The purpose was to evaluate whether a novel porous hydroxyapatite (HA) scaffold with a 25-30-µm groove structure (pHAMG) may improve bone osteogenesis, angiogenesis, and bone integration of titanium dental implants in animal models. The pHAMG was prepared by chemical precipitation method and its elemental composition and crystal structure were evaluated.
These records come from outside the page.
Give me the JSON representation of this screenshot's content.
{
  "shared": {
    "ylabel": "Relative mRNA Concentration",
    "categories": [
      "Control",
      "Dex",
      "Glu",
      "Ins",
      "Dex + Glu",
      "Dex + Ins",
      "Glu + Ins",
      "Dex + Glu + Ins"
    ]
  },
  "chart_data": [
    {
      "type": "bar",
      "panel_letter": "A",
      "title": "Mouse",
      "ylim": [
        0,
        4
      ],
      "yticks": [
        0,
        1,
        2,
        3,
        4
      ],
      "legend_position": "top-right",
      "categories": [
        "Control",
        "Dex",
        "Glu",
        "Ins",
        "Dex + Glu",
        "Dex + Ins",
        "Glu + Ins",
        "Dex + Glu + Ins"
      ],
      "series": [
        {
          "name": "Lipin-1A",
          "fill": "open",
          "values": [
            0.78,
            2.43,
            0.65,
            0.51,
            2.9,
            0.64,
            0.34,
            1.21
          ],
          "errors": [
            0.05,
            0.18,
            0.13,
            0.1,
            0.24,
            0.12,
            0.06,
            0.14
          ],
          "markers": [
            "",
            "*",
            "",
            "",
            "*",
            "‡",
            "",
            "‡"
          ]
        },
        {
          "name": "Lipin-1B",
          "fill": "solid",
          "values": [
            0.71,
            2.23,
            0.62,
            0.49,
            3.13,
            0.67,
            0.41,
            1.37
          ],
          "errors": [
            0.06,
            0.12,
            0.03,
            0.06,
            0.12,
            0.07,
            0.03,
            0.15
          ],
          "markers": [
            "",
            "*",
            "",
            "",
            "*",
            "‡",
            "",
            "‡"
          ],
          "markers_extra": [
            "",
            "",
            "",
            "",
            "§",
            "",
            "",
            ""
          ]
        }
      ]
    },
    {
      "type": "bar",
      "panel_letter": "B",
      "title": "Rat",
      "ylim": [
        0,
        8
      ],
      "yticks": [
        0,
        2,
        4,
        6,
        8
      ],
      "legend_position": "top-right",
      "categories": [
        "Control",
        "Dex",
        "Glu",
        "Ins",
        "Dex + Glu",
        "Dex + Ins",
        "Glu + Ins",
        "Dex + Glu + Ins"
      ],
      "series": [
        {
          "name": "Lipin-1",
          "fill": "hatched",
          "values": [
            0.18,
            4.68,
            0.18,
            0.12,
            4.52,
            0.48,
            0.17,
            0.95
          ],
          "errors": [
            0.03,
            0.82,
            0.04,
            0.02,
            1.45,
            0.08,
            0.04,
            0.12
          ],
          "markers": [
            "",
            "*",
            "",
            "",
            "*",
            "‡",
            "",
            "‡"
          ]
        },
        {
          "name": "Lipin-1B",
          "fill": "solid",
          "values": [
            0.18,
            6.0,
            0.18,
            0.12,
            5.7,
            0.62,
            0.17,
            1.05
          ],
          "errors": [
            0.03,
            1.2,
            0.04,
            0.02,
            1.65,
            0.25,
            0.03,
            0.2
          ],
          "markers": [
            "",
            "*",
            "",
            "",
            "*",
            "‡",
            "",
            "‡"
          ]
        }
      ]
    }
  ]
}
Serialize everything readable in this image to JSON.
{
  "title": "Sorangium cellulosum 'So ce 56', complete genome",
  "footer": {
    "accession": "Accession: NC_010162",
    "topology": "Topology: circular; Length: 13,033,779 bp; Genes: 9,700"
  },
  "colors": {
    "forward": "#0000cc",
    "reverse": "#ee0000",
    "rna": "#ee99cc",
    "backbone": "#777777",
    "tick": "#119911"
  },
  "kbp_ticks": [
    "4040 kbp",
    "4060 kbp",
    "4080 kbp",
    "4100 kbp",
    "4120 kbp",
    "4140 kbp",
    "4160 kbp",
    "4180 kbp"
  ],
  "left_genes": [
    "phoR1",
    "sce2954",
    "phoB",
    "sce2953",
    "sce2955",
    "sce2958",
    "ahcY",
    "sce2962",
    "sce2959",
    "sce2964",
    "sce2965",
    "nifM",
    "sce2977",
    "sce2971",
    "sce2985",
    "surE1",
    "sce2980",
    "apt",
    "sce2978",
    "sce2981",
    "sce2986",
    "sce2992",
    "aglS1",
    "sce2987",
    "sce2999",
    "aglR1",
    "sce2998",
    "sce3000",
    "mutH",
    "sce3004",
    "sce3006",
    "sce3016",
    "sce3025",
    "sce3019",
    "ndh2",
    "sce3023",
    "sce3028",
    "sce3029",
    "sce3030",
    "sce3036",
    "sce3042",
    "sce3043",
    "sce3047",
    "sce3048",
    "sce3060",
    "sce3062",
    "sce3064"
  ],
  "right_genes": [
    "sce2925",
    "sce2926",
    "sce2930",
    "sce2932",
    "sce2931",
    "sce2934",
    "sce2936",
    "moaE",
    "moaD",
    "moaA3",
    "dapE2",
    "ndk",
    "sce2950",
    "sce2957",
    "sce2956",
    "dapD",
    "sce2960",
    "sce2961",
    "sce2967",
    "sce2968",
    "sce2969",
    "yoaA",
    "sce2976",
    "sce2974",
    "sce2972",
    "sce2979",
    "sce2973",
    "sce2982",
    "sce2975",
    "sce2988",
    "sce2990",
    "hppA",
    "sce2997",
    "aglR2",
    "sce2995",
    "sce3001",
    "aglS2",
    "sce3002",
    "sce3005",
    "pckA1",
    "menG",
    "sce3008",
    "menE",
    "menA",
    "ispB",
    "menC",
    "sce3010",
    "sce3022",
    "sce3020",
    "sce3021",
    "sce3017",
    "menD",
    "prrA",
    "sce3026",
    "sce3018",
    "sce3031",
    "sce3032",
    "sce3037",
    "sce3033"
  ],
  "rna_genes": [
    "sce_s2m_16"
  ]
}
The ability of the scaffolds to induce ectopic osteogenesis and the ability of scaffolds combined with titanium dental implants to induce orthotopic peri-implant angiogenesis, osteogenesis, and osteointegration were tested after implantation into the femur muscle pocket in rats and the mandibular defects in beagle dogs, respectively. The elemental composition was evaluated by SEM-EDS; the expression of the relevant osteogenic/inflammation marker and the anti-/pro-inflammation markers was evaluated by immunostaining and immunofluorescence, respectively. In animal experiments with ectopic and peri-implant osteogenesis, pHAMG resulted in significantly larger neovascularization by hematoxylin-eosin staining, as well as deposition of collagen fibers by Masson staining than HA. Meanwhile, microgrooves in pHAMG upregulate more bone morphogenetic protein (BMP) 2 and interleukin-4 (IL-4) and -10 (IL-10) and downregulate more IL-1β and tumor necrosis factor-α (TNF-α) than that in HA. The pHAMG showed greater expression of arginase (Arg)-1 and lower expression of inducible nitric oxide synthase (iNOS) than HA. The novel pHAMG can better repair bone defects in ectopic and orthotopic model. It also transfers macrophages to anti-inflammatory phenotypes, promoting angiogenic and osteogenesis in scaffolds, and bone integration in implants. The novel pHAMG induce greater osteogenesis and angiogenesis which could be utilized in the clinical treatment.